Ski season is upon us and while some may opt to launch themselves onto the slopes and hope for the best, there’s no denying the benefits of preparing your body for both the activity and the icy-cold weather.
How far in advance should we start preparing our body physically?
For skiing, like many sports, the more preparation the better. However, 6-8 weeks training at AMP and you will be Mogul ready!
Which muscles are used most while we’re skiing?
The big muscles used when skiing will be the lower body - specifically, your glutes, quads, hamstrings and adductors are targeted on every turn! You will know about this after a couple of days as these will be the muscles that are aching. The core also gets a good workout too and if you are doing any ski touring then the upper body will feel the burn.
Are there any workouts you would recommend to target those areas?
Obviously training at AMP is a great way to prepare for the slopes. We make sure you cover all strength areas whilst also working on your cardiovascular fitness so you can keep jumping on those chair lifts all day long.

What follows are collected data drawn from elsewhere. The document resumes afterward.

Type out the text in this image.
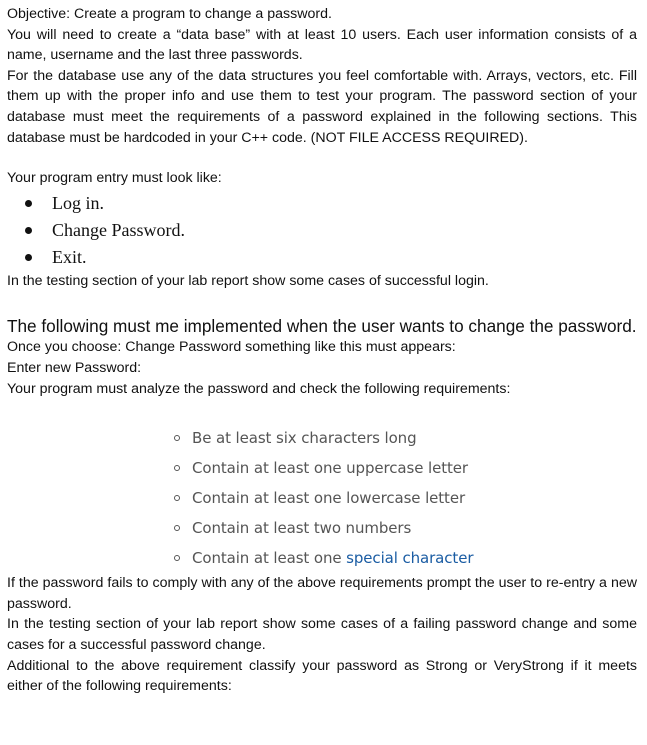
Objective: Create a program to change a password.

You will need to create a “data base” with at least 10 users. Each user information consists of a name, username and the last three passwords.

For the database use any of the data structures you feel comfortable with. Arrays, vectors, etc. Fill them up with the proper info and use them to test your program. The password section of your database must meet the requirements of a password explained in the following sections. This database must be hardcoded in your C++ code. (NOT FILE ACCESS REQUIRED).

Your program entry must look like:

Log in.
Change Password.
Exit.

In the testing section of your lab report show some cases of successful login.

The following must me implemented when the user wants to change the password.

Once you choose: Change Password something like this must appears:

Enter new Password:

Your program must analyze the password and check the following requirements:

Be at least six characters long
Contain at least one uppercase letter
Contain at least one lowercase letter
Contain at least two numbers
Contain at least one special character

If the password fails to comply with any of the above requirements prompt the user to re-entry a new password.

In the testing section of your lab report show some cases of a failing password change and some cases for a successful password change.

Additional to the above requirement classify your password as Strong or VeryStrong if it meets either of the following requirements:
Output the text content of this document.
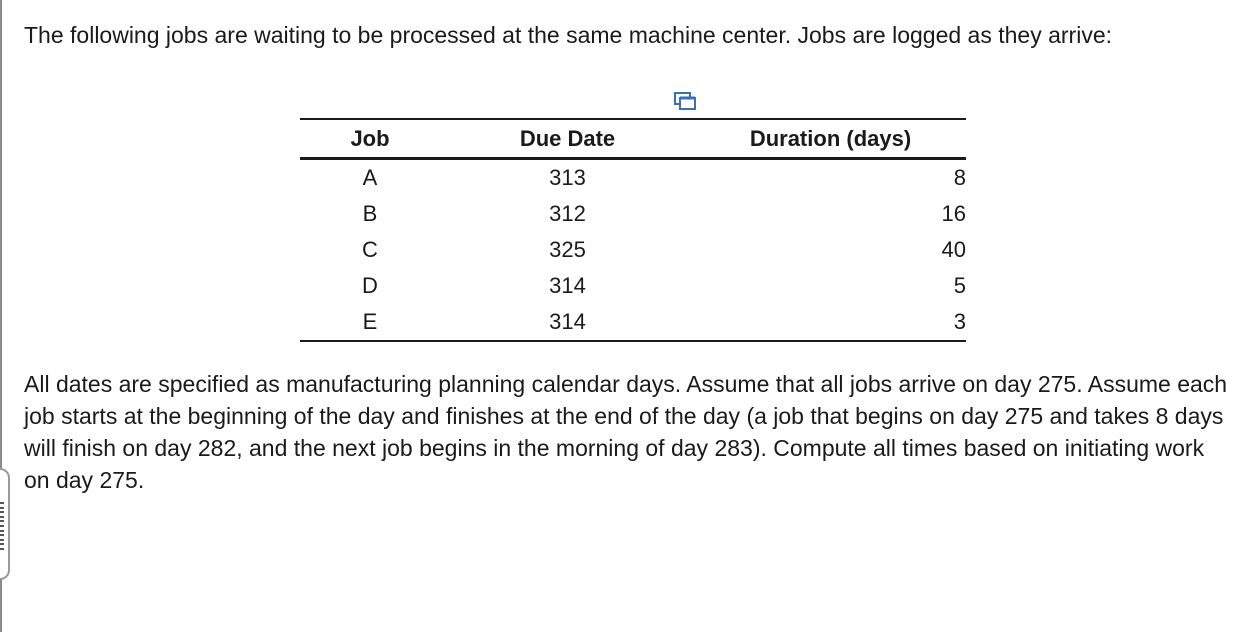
The following jobs are waiting to be processed at the same machine center. Jobs are logged as they arrive:

Job	Due Date	Duration (days)
A	313	8
B	312	16
C	325	40
D	314	5
E	314	3

All dates are specified as manufacturing planning calendar days. Assume that all jobs arrive on day 275. Assume each job starts at the beginning of the day and finishes at the end of the day (a job that begins on day 275 and takes 8 days will finish on day 282, and the next job begins in the morning of day 283). Compute all times based on initiating work on day 275.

A simple workout with 6-8 exercises can make sure all the key areas are trained effectively. Mixing some single leg movements with double leg ones is a perfect combo to make sure you are making the most of your workout and prepping yourself for the mountains.
Which exercises would you suggest for someone worried about keeping their balance on the skis?
This is where developing strength and stability on both one and two legs is important. Exercises like hip thrusts, split-squats, lunges, step-ups and single-leg leg press are all cornerstones of the AMP programme and will make sure you can navigate any run on one ski or two!
What is the best way to warm our body up just before we hit the slopes?
This is a big one that is always overlooked! When we travel with a client to the mountains, we will always make sure we get 20 minutes in the gym prior to heading up the mountain. Focusing on some basic stretches that target the back, hips and the muscles around those areas are a sure-fire way to feel ready to attack your first run.
We combine this with some active mobility and stability exercises principally working on the core, glutes, hamstrings, adductors and quads. This can be done efficiently in 10-20 minutes and will mean the first run is enjoyable rather than being a creaking and unpleasant experience!
And what can we do after a skiing session to aid recovery?
If you’re skiing for a week, I would strongly recommend adding in some stretching, yoga or a massage. This will help the body recover and keep every day enjoyable. With the yoga and stretching, again a simple 20-minute routine can be enough to have a meaningful impact on the next day's skiing.